A study of 101 women revealed an increase in sexual tension and performance during the second trimester, attributed by the authors to the increased pelvic vascularity associated with pregnancy (Masters and Johnson). But other studies are in general agreement that sexual interest and activity fall off during pregnancy, especially during the last trimester. An example is a study (Tolor and DiGrazia) of a sample of 216 women who were patients of a group of obstetricians. The women comprised four groups: first trimester, second trimester, third trimester, and six weeks postpartum. The median frequency of sexual intercourse for all groups combined was 2.10 per week. Separately, the median reported frequencies for the first, second, and third trimesters and for the postpartum period were 2.25, 2.39, 1.08, and 2.65, respectively. Except for the third trimester group, about two-thirds of each group expressed satisfaction with the frequency of intercourse they were having. The third trimester group, however, had the strongest preference for less intercourse than they were having.

In a study of a large sample of Thai women, Morris, reporting similar findings of marked decline in frequency of intercourse with advancing pregnancy, suggested that the cross-cultural consistency of this phenomenon raises the question of a biological reason. This would be difficult to test because of cultural norms, perhaps medical advice, and psychological factors which no doubt also play a part in such behavior.

Coital techniques and positions also are affected by the course of pregnancy. The preferred sexual practice for the first trimester women in the Tolor and DiGrazia study was vaginal stimulation, whereas the later pregnancy groups preferred breast and clitoral manipulation. These women also reported a very strong need for physical contact, for wanting to be held. Given a choice of alternatives when they did not wish to have intercourse, most of them wanted just to be held.
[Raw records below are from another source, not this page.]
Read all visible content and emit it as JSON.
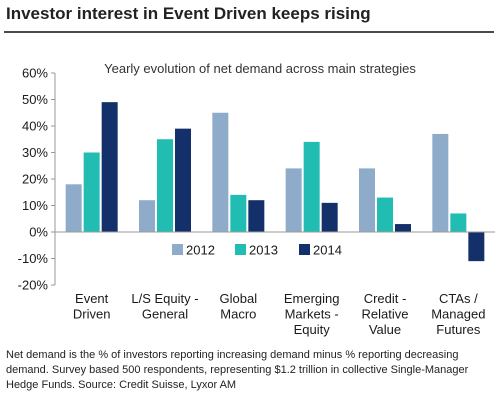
{
  "header": {
    "title": "Investor interest in Event Driven keeps rising"
  },
  "chart_data": {
    "type": "bar",
    "subtitle": "Yearly  evolution  of net demand across main strategies",
    "categories": [
      [
        "Event",
        "Driven"
      ],
      [
        "L/S Equity -",
        "General"
      ],
      [
        "Global",
        "Macro"
      ],
      [
        "Emerging",
        "Markets -",
        "Equity"
      ],
      [
        "Credit -",
        "Relative",
        "Value"
      ],
      [
        "CTAs /",
        "Managed",
        "Futures"
      ]
    ],
    "series": [
      {
        "name": "2012",
        "color": "#8eabc9",
        "values": [
          18,
          12,
          45,
          24,
          24,
          37
        ]
      },
      {
        "name": "2013",
        "color": "#22bdb2",
        "values": [
          30,
          35,
          14,
          34,
          13,
          7
        ]
      },
      {
        "name": "2014",
        "color": "#14306b",
        "values": [
          49,
          39,
          12,
          11,
          3,
          -11
        ]
      }
    ],
    "ylim": [
      -20,
      60
    ],
    "yticks": [
      "60%",
      "50%",
      "40%",
      "30%",
      "20%",
      "10%",
      "0%",
      "-10%",
      "-20%"
    ],
    "ytick_values": [
      60,
      50,
      40,
      30,
      20,
      10,
      0,
      -10,
      -20
    ],
    "legend_position": "inside, lower middle",
    "grid": false
  },
  "footnote": "Net demand is the % of investors reporting increasing demand minus % reporting decreasing demand. Survey based 500 respondents, representing $1.2 trillion in collective Single-Manager Hedge Funds. Source: Credit Suisse, Lyxor AM"
}
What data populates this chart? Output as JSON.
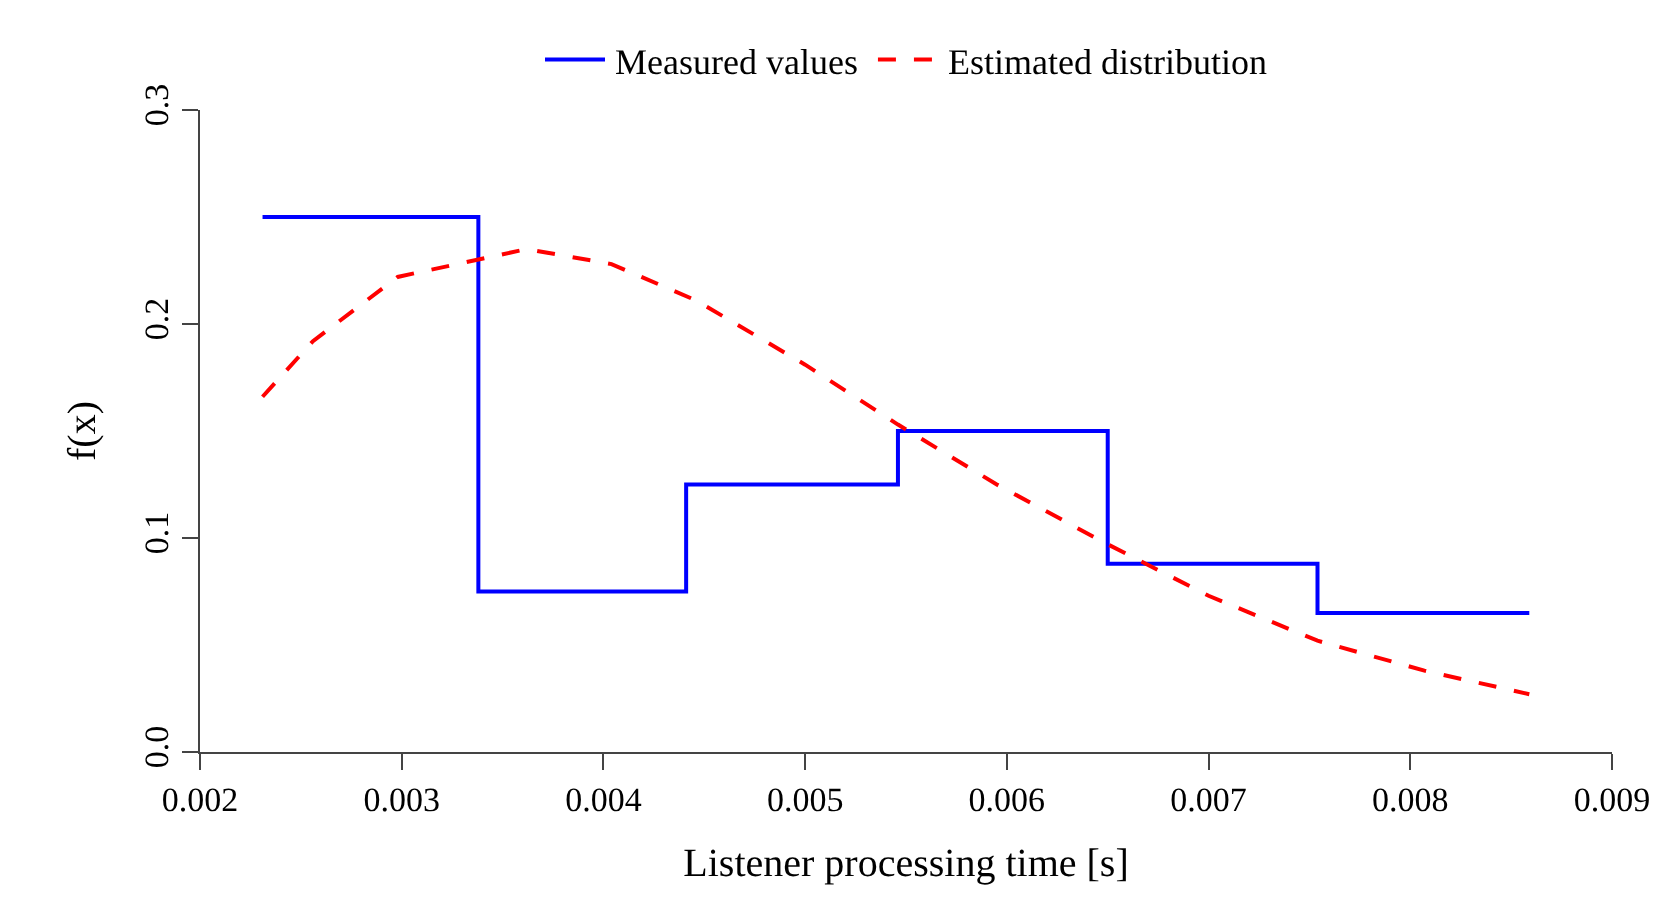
{
  "chart_data": {
    "type": "step",
    "xlabel": "Listener processing time [s]",
    "ylabel": "f(x)",
    "xlim": [
      0.002,
      0.009
    ],
    "ylim": [
      0.0,
      0.3
    ],
    "xticks": [
      0.002,
      0.003,
      0.004,
      0.005,
      0.006,
      0.007,
      0.008,
      0.009
    ],
    "yticks": [
      {
        "value": 0,
        "label": "0.0"
      },
      0.1,
      0.2,
      0.3
    ],
    "legend": "top",
    "marker": "none",
    "series": [
      {
        "name": "Measured values",
        "type": "step",
        "color": "#0000ff",
        "line_style": "solid",
        "x": [
          0.00231,
          0.00338,
          0.00441,
          0.00546,
          0.0065,
          0.00754,
          0.00859
        ],
        "values": [
          0.25,
          0.075,
          0.125,
          0.15,
          0.088,
          0.065,
          0.065
        ]
      },
      {
        "name": "Estimated distribution",
        "type": "line",
        "color": "#ff0000",
        "line_style": "dashed",
        "x": [
          0.00231,
          0.00256,
          0.00298,
          0.00362,
          0.00404,
          0.00446,
          0.005,
          0.00546,
          0.00595,
          0.00648,
          0.007,
          0.00754,
          0.00807,
          0.00859
        ],
        "values": [
          0.166,
          0.192,
          0.222,
          0.235,
          0.228,
          0.211,
          0.181,
          0.153,
          0.125,
          0.098,
          0.073,
          0.052,
          0.038,
          0.027
        ]
      }
    ]
  }
}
As for positions in coitus, Solberg and others found that side-by-side or rear entry became the preferred modes as pregnancy advanced.

Women who reported a change in their sexual behavior during pregnancy gave these reasons: physical discomfort, 46%; fear of injury to the baby, 27%; and loss of interest, 23%. Less frequently reported reasons included awkwardness and loss of attractiveness (Solberg and others). Of the 260 women in this study, 29% were instructed by their physicians to abstain from coitus from two to eight weeks before the delivery date. Ten percent were advised about positions that might be more comfortable than the male superior position, and only two percent received suggestions about sexual activities that could be substituted for coitus (hand stimulation for both partners in all cases). This finding suggests a notable paucity of discussion between doctor and patient of sexuality in pregnancy.

The resumption of coitus after the woman has given birth follows no particular pattern, and its regulation and prescription vary widely from culture to culture. Ford and Beach reported postpartum taboos in sixty-six societies ranging in length of time from a few weeks to the end of lactation, sometimes three years. When there are no religious or cultural taboos against postpartum intercourse, abstention may be practiced for a few weeks for a variety of reasons relating to the woman’s health and comfort (Saucier). Four out of six women in one study (Masters and Johnson) experienced erotic arousal four to five weeks after delivery, but their physiological responses— vasocongestion of the labia, lubrication, and orgasmic contractions—were reduced in degree and intensity. About half of this large sample reported a low level of sexual response; their reasons included fatigue, fear, pain, and vaginal discharge. By three months, however, most of the women had returned to their pre-pregnancy level of activity.